Bad Medicine

August 18, 2011

Bad Medicine is a situation comedy that relies solely on its situation to get laughs. The situation is this: A kid who can’t get into a reputable medical school buys his way into a tawdry Central American university just to get a medical degree—any medical degree.

Okay, that’s a funny setup. But Bad Medicine leaves us with that and doesn’t supply any material that might have fleshed out the premise.

The kid (Steve Guttenberg, late of Cocoon) is not all that sure he wants to be a doctor, and his college grades seem to reflect that. But his father (Bill Macy) is a wealthy plastic surgeon, and his son is bloody well going to follow in his footsteps. Mom insists the boy has a choice of careers, to which the kid replies, “Yeah, like Prince Charles has a choice.”

So Guttenberg finds himself in the unnamed Central American country, where he surveys his cockroach-infested apartment with dread and nausea. But the school itself is a worse shock: a sleazy operation where students experiment on the school’s five-year-old cadaver (the only one the institution can afford, so they say).

Predictably, Guttenberg finds some love interest, in the form of Julie Hagerty (Airplane, Lost in America), the spacey actress who never quite seems in touch with this particular planet. Her character’s presence actually strains credibility—if she’s as competent and intelligent as she seems to be, what’s she doing at this two-bit school?

She catches the eye of both Guttenberg and the owner of the university, a moody dictator (Alan Arkin). Arkin, as he often does when he plays offbeat supporting roles, finds ways of making this character interesting. He’s a widower who wants to make Hagerty his next bride, so that she may bear him the sons his first wife was unable to give him: “I believe that God has sent you to me so that I may spawn,” he says, in the film’s funniest line.
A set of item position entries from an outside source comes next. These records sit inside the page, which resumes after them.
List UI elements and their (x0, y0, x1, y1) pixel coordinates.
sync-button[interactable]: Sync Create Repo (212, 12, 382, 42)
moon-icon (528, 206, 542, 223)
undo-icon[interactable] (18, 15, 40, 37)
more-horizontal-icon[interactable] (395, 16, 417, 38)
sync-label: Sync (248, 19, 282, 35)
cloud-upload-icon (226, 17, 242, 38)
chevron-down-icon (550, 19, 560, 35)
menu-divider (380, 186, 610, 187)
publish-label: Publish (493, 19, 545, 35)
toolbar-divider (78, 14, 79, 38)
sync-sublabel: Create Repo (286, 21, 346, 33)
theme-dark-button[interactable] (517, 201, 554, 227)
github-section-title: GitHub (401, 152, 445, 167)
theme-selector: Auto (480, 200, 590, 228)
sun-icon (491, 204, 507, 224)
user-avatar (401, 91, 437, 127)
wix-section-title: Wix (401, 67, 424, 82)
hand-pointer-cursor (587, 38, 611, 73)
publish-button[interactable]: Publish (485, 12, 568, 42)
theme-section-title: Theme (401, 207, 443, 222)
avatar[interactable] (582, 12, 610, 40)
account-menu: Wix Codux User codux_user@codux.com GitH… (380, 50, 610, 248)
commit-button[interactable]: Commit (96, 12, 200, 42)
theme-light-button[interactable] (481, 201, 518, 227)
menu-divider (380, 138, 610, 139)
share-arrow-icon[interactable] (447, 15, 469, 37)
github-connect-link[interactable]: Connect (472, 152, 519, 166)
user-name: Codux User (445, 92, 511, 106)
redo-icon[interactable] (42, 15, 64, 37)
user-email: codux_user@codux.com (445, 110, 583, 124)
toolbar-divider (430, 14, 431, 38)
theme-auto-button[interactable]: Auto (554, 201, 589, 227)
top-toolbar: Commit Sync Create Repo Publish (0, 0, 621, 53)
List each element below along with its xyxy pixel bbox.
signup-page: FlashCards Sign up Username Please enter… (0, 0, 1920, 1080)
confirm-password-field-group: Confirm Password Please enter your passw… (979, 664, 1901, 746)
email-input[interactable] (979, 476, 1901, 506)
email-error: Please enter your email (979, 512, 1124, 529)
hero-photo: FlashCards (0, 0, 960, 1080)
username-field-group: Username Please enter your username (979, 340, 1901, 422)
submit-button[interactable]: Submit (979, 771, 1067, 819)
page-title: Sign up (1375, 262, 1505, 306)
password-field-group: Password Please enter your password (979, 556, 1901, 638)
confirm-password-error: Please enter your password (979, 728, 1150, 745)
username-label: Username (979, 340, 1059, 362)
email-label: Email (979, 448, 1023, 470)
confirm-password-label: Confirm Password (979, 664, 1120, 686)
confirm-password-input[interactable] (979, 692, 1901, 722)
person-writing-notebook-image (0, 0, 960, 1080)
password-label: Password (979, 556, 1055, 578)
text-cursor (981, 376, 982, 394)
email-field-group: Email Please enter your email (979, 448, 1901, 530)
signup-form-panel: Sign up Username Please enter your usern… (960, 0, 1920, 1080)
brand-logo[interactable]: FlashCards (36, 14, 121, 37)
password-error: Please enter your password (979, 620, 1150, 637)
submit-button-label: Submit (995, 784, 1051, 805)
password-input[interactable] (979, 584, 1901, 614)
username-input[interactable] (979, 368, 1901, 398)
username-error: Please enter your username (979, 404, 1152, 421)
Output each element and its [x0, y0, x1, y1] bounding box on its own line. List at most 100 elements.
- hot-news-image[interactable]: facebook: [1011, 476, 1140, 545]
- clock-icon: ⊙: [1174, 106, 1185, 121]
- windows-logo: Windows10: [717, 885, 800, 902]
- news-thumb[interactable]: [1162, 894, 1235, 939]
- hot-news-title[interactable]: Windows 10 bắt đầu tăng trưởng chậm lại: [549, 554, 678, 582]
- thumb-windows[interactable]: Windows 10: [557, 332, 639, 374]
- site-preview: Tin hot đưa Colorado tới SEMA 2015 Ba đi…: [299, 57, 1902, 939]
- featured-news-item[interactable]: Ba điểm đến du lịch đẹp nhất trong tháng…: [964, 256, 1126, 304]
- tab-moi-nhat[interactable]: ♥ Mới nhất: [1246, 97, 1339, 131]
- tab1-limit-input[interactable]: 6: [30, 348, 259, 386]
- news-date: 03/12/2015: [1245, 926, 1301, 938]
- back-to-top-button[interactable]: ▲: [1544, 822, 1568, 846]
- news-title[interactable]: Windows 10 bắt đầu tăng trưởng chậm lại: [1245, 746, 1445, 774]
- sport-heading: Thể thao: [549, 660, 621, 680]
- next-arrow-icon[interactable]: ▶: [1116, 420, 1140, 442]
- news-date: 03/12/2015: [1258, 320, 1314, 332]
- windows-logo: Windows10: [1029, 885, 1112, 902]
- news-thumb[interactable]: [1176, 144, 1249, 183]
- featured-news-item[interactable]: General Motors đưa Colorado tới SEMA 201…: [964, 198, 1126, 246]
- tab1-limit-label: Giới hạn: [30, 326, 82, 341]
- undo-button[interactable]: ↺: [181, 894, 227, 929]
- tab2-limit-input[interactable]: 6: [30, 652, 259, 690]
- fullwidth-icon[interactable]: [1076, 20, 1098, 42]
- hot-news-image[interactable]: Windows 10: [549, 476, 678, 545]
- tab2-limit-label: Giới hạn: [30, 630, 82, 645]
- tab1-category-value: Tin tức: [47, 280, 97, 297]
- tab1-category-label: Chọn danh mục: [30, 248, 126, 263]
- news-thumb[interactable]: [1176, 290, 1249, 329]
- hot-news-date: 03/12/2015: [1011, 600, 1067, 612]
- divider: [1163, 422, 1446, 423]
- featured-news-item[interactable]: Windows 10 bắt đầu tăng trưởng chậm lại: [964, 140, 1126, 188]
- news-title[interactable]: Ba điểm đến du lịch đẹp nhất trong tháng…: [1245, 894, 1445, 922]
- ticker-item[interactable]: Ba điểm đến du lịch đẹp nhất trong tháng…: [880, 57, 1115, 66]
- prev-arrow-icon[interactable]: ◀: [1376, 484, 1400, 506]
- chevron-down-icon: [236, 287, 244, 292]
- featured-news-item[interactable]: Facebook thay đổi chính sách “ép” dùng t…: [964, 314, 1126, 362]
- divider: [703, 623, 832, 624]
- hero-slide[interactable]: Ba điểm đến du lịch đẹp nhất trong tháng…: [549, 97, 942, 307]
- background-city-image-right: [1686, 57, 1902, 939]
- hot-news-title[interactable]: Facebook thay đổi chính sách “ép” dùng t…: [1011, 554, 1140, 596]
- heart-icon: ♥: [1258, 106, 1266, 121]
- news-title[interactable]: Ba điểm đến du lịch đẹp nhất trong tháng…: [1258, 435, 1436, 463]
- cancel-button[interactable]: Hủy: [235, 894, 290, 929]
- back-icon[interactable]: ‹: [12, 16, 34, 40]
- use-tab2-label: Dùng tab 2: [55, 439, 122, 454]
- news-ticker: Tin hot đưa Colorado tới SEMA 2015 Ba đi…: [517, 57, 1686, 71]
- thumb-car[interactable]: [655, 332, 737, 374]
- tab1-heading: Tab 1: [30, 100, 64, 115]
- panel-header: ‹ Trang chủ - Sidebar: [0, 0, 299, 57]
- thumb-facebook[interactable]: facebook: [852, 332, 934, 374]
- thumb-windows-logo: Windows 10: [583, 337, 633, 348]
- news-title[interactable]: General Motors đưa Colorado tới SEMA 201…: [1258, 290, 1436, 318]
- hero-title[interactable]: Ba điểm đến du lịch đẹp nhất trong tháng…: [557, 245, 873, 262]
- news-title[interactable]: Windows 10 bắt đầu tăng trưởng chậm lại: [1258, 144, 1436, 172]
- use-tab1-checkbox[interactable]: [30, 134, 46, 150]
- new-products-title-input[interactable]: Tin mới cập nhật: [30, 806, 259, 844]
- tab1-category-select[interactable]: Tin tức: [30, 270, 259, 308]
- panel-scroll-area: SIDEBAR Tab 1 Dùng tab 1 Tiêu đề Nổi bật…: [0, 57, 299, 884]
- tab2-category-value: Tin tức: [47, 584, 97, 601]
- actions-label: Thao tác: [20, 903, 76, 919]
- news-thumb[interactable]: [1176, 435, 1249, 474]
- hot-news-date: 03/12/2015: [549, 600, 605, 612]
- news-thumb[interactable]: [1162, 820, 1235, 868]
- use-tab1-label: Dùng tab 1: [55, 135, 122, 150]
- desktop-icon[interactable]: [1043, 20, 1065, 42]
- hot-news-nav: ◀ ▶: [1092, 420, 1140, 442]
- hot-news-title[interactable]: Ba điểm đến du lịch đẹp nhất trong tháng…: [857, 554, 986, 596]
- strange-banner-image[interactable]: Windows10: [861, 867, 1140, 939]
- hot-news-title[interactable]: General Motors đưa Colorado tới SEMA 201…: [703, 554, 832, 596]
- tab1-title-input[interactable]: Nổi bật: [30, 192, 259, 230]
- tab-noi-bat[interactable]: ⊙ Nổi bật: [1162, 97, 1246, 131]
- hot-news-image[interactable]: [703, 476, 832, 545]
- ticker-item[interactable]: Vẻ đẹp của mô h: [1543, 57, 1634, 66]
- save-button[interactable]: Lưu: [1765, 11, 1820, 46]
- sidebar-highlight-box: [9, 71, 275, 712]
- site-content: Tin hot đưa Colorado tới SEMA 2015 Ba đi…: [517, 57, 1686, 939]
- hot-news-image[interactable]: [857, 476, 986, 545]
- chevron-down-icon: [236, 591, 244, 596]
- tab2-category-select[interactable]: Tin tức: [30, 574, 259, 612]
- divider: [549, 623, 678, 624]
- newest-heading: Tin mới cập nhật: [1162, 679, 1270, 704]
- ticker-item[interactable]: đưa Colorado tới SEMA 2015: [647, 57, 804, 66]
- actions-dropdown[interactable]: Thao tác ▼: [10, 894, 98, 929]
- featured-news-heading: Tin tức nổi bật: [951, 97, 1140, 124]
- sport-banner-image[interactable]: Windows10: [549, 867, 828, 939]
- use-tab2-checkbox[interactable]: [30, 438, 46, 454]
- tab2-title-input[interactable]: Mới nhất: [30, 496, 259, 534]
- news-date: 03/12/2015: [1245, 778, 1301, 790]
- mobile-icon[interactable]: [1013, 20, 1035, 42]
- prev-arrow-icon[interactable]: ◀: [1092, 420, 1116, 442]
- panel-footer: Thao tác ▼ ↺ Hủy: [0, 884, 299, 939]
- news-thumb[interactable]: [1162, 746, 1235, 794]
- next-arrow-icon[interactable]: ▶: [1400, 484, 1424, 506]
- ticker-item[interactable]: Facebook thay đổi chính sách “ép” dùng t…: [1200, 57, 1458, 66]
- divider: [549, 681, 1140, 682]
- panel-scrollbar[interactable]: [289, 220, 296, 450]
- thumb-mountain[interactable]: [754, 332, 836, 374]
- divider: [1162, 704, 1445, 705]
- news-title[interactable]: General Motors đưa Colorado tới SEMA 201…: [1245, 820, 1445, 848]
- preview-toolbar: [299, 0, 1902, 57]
The movie ambles along, playing out tired gags. One sequence centers on a corpse-snatching escapade (the students need another cadaver, after all). Corpse-snatching is sure-fire comedy, as we all know.

And writer-director Harvey Miller tries to develop a heart-warming subplot, as the students steal medicine to help a group of poor villagers whom Arkin denies assistance. It meshes with the low-comedy med-school antics about as well as you’d expect.

All in all, Bad Medicine is just another space-filler as the studios wait for the Christmas movies to open. As such it can be pretty easily ignored, which is the suggestion from this corner.

First published in the Herald, November 28, 1985

Steve Guttenberg and Julie Hagerty—funny, you’d think it was a can’t-miss Eighties comedy. All right, possibly not. Harvey Miller was an old school comedy guy with lots of experience in sitcoms but not much luck, it seems, in directing pictures; he got Oscar-nominated for co-writing Private Benjamin. Julie Kavner and Gilbert Gottfried are in the cast, and, oddly, so is Allan Corduner, who played Sullivan in Topsy Turvy.